Костромин. Бокал выпить тоже нетрудно. Но что вам угодно?

Князь. Познакомьтесь, Зинаида Ласка, знаменитая артистка наших шантанов.

Ласка. Даниил, ответьте молодому человеку, чего вы от него хотите.

Князь. Я же сказал: фантазия. Мои поступки идут впереди моих желаний.

Адвокат. Князь, вы счастливейший из смертных. Поступать безотчетно, какой душевный покой!

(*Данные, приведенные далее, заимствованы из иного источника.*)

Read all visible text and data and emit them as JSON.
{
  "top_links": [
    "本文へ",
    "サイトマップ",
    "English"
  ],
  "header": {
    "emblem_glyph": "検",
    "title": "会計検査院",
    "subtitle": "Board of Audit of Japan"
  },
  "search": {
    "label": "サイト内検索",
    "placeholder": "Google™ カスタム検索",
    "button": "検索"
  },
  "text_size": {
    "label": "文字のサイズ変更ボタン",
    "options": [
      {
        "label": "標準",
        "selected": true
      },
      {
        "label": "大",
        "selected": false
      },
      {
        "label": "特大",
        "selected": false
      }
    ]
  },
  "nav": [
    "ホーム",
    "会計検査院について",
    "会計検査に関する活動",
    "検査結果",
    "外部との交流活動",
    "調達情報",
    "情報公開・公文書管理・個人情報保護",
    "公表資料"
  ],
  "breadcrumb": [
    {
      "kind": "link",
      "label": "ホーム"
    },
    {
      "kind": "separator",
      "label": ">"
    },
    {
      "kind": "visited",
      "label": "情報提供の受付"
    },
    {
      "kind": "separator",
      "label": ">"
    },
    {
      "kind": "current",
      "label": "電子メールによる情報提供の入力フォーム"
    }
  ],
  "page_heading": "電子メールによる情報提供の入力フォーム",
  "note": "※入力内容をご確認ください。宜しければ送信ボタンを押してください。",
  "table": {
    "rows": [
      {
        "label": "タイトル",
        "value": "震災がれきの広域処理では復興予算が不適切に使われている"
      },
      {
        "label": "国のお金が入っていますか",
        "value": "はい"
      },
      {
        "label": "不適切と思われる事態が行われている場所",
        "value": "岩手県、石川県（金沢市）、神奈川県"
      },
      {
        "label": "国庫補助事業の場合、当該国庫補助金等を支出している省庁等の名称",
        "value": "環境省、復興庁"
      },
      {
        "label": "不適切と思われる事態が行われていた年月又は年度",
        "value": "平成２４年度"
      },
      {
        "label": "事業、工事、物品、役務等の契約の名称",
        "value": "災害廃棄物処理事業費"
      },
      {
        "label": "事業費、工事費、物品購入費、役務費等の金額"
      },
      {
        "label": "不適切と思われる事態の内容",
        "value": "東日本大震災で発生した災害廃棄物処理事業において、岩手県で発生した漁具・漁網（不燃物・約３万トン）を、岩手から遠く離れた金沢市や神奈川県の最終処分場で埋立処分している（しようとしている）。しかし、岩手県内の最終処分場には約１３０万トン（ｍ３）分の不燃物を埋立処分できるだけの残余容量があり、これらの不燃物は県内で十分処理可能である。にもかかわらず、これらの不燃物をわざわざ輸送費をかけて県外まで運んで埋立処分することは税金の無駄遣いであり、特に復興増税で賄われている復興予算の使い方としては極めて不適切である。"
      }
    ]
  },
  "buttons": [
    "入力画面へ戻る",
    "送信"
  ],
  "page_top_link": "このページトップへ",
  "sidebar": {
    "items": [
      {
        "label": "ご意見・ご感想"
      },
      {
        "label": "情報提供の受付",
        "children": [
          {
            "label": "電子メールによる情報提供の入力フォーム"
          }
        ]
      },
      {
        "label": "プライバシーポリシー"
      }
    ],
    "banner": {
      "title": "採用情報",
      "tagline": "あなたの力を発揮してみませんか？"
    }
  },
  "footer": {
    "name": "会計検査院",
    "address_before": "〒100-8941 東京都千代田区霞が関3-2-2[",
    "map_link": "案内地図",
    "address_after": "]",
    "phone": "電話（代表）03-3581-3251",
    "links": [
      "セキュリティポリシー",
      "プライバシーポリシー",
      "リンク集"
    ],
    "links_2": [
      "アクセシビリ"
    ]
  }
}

Костромин. Но при этом покое надо помнить, что все другие управляют своими поступками. Их сиятельство может оказаться не в ладах с реальным миром.

Князь. Вы посмотрите, он остроумен… а? Слыхали? Он в изящной форме сумел назвать меня идиотом. А я считал, что забастовщики только рычат. Сударь, я хочу с вами познакомиться. Садитесь.

Костромин. Легко видеть, что ваша аристократичность распространяется на лиц своего круга. С плебеями вы не считаетесь?

Князь. Голубчик, к чему эти фанаберии! Я просто по-человечески с вами хочу познакомиться, а вы – «аристократы», «плебеи»… (Наливает.) Выпьемте.

Адвокат. Перед вами, князь, самый настоящий марксист.

Князь. А я очень рад. Живой князь пьет с живым марксистом. Но за что мы выпьем?

Костромин. Если уж пить, то, конечно, за полный успех революции.

Князь. С удовольствием. Пью за успех революции.

Корнет. Это уж слишком эксцентрично.

Князь. Не сердитесь, корнет, я подразумеваю революцию умеренную.

Костромин. А я подразумеваю – неумеренную.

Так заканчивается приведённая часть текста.